Role of Colloids in Controlling Mobilization and Transport of Trace Metals during the Formation of Deep Sea Sediment Plumes

Katja Schmidt, German Federal Institute for Geosciences and Natural Resources, Hannover, Germany, Timo Brengelmann, University of Oldenburg, Oldenburg, Germany, Sophie Paul, Jacobs University Bremen, Department of Physics and Earth Sciences, Bremen, Germany and Eric P Achterberg, GEOMAR Helmholtz Centre for Ocean Research Kiel, Kiel, Germany
Abstract:
Industrial mining activities at the seafloor will induce benthic metal fluxes from the surface sediment layers into bottom seawater, either in dissolved or in (nano)particulate form. However, we presently lack detailed information on the mobilisation, transport and fate of trace metals during such activities. When discussing the geochemical behaviour of these elements during sediment suspension, it is necessary to address their distribution between different physical and chemical species, in comparison to natural background seawater conditions.

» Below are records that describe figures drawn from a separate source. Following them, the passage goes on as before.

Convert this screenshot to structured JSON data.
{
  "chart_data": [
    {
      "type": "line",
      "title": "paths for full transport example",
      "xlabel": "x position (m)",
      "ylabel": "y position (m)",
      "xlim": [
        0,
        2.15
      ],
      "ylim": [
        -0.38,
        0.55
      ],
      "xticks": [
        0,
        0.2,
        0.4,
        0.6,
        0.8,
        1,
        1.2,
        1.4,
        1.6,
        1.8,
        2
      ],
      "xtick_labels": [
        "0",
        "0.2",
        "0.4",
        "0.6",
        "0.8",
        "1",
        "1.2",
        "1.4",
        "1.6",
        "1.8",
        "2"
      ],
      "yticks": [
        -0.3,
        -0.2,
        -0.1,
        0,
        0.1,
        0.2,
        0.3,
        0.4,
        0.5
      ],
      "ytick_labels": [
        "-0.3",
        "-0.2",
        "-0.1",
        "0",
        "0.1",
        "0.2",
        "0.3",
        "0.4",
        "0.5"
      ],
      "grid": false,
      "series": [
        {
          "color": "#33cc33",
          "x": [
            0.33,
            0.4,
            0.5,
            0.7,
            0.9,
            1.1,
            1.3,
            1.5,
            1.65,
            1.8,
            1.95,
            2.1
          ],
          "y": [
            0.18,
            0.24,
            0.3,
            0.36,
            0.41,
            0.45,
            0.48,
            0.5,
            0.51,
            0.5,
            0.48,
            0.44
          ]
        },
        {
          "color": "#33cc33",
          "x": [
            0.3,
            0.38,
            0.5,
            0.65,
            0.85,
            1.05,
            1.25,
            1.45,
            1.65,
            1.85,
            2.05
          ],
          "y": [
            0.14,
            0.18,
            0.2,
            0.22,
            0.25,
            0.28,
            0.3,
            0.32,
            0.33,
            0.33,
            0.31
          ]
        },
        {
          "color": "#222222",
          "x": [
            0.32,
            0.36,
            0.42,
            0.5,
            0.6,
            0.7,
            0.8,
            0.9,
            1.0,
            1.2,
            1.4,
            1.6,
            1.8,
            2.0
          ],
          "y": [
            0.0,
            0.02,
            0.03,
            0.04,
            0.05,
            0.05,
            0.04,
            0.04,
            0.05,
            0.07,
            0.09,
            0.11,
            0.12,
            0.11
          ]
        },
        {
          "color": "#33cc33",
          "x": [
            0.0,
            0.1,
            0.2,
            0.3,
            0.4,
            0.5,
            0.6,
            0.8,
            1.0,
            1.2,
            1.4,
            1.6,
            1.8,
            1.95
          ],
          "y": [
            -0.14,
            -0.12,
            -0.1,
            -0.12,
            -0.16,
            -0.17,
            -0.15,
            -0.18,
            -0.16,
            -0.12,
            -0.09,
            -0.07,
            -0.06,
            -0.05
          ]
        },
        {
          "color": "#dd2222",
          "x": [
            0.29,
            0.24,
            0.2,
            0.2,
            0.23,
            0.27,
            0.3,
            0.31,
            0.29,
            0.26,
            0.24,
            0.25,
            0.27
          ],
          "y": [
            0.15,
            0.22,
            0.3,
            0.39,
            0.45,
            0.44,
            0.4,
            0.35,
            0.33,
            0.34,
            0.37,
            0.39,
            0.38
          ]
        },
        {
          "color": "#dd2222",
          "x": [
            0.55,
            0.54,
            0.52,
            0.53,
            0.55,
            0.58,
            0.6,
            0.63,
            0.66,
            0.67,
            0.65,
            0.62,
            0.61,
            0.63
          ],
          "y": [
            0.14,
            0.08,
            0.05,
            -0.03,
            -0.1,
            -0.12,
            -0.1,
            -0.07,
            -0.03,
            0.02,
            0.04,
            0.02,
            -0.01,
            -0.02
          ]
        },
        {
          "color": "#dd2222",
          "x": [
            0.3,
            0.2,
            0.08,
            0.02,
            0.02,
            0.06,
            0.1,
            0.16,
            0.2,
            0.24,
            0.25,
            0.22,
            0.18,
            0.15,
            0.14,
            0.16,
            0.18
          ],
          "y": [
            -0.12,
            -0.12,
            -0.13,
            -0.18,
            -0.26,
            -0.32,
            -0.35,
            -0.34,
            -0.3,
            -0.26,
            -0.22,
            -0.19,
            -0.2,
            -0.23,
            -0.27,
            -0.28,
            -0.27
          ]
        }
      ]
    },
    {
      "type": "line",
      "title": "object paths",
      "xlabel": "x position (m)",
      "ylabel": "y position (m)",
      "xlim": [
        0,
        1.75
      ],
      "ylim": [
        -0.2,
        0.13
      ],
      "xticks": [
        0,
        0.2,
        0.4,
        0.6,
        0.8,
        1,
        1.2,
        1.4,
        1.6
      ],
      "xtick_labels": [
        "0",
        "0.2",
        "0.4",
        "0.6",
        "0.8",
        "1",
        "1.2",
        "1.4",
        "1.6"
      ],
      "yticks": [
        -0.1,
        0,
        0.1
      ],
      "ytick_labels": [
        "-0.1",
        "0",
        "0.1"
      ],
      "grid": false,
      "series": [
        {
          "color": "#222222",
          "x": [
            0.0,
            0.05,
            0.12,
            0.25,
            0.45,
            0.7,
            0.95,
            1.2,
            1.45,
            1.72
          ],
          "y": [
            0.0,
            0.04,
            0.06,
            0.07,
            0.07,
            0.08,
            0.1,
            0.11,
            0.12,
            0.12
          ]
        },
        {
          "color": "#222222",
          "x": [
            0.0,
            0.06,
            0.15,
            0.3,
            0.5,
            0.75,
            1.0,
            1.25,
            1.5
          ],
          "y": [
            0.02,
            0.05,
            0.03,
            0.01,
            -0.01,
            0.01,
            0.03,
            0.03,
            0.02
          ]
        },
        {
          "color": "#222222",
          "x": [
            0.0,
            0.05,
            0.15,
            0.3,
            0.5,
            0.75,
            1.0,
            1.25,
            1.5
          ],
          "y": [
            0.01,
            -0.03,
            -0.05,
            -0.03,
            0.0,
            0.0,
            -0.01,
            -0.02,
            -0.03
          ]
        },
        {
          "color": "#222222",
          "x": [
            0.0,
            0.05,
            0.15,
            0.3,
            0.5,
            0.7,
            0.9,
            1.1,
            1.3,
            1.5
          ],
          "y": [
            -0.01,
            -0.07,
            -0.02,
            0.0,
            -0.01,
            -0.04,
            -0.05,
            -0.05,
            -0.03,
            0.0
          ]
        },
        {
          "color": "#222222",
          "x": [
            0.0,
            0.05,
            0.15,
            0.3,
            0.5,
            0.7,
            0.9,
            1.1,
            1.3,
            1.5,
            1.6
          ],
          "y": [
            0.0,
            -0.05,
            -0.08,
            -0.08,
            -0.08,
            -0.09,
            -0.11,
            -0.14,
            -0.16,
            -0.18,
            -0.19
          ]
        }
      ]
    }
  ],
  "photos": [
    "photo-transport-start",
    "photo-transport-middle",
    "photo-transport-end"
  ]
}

To study the mobilization of Fe, Mn, Cu, Co, Ni, and Pb from the sediment into the dissolved phase, we conducted batch experiments with suspensions of deep sea sediments from the Clarion-Clipperton Zone (CCZ) in the Northern Central Pacific and deep ocean seawater (1g/l). After 10 min of sediment suspension, we observe a strong increase of all trace metals in 0.2 µm filtered solution relative to the original seawater concentrations. However, only a small fraction of these “dissolved” trace metals occur in the size pool smaller than 0.02 µm (less than 0.1% of Fe, 5% of Mn, 20% of Cu, 12% of Co, 10% of Ni). Instead, they are mainly present as or bound to nanoparticles and colloids (NPCs) in the size fraction of 0.02 µm to 0.2 µm. This is in contrast to natural bottom seawater in the CCZ, where 70-90% of Mn, Ni, Cu, Cd, and Co are present in the smaller 0.02 µm pool. The dissolved (< 0.2 µm) Fe concentrations in the suspension experiments are more than three orders of magnitude higher compared to the original background seawater (up to 10 µM), and likely occur in form of nanoparticulate Fe oxyhydroxide, mobilized from Fe-rich clay (smectite) in the sediment. Total dissolved metal concentrations in our experiments are very similar to pore water concentration peaks we observe in some of the CCZ sediment cores, were they can be related to the presence of Fe oxyhydroxide nanoparticles.